# überwintern im keller...



## lotta (29. Sep. 2012)

hallo an alle teichfreunde,
ich hoffe, dass ich nicht gleich wieder schimpfe bekomme...
hab wieder und wieder die themen durchgelesen, das forum durchsucht, aber eigentlich bin ich noch immer nicht wirklich schlauer, als zuvor...
möchte meine goldis, __ shubunkin und 2 kleine koi diesen winter in den keller holen, aber ich 
möchte  auch nichts falsch machen...
also, trau ich mich nun doch, zu fragen...
-
ich hab ein fertig becken, das auch schon im keller steht, bereit, zu halbe, halbe
mit teich und leitungswasser gefüllt zu werden...und , für den spass, noch n bisschen sand...
und dann dachte ich, noch teichfit von söll rein, ... einfahren? wie lange , vor der umsiedelung der fische ?
reicht ein sprudelstein,wenn nur ca 10°C temperatur im keller herrschen,und den filter, samt pumpe nur ab und zu laufen zu lassen ? gehts ohne füttern, bei den temperaturen? reicht das kellerfenster und ne glastür an 2 seiten, oder brauchen die fische mehr licht, während ihrer winterruhe ? muss ich bei diesen temperaturen füttern, oder eben gerade nicht?
und
vor allem...
WANNholt man die racker rein?
würde mich echt über hilfreiche antworten von euch freuen
danke schonmal und kompliment an all die schreiber, der tollen beiträge
liebe grüsse lotta


----------



## Joerg (30. Sep. 2012)

*AW: überwintern im keller...*

Hi Lotta,
bei der Temperatur sollte es wenig Probleme geben.
Oft ist die Temperatur dann höher als 10 Grad und es sollte dann ein wenig gefüttert werden.
Dann sollte der Filter und eine Belüftung auch immer laufen.
Bei niedrigen Temperaturen kommt man auch mit ordentlichen WW (10% pro Woche) gut über die Runden.
Das neue Wasser hat ja ungefähr auch diese Temperatur.

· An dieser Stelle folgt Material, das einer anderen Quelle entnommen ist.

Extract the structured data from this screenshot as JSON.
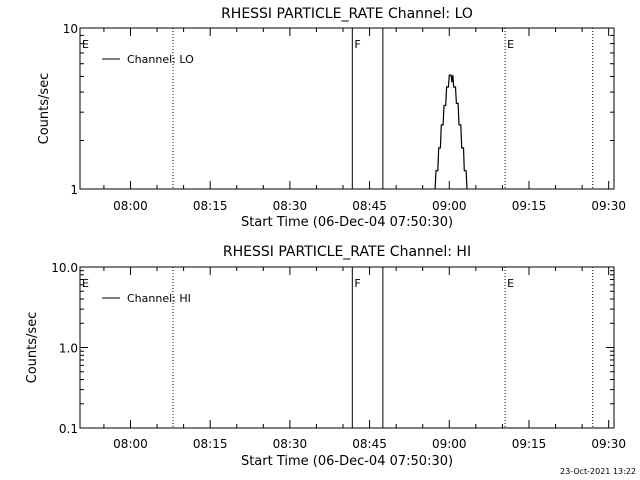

Reinholen kannst du sie, wenn das Teichwasser auch 10 Grad hat. Sollte Oktoner oder November sein.


----------



## lotta (30. Sep. 2012)

*AW: überwintern im keller...*

vielen dank, jörg
du hast mir schon gut weiter geholfen, lieb von dir...
eine frage war noch offen, muss ich den "innenteich" nach dem wassereinlass
erst ne weile stehenlassen, bevor ich die fische umsetze? oder den filter ne weile laufen lassen?
oder kann ich die bewohner direkt umziehen lassen ?
wäre lieb, wenn ich nochmal ne antwort bekomme.
viele grüsse  
und einen sonnigen herbst 
wünscht lotta


----------



## Joerg (1. Okt. 2012)

*AW: überwintern im keller...*

Hi Lotta,
das hängt vom Volumen, der Temperatur und der Menge von Fischen ab.
Den Sand würde ich mir in Bezug auf die Pumpe eher sparen. Sie werden ihn auch nicht benötigen.
Eher schon ein paar Unterwasserpflanzen (__ Hornkraut oder __ Wasserpest), die bringen etwas Sauerstoff ein und sind ein gutes Versteck.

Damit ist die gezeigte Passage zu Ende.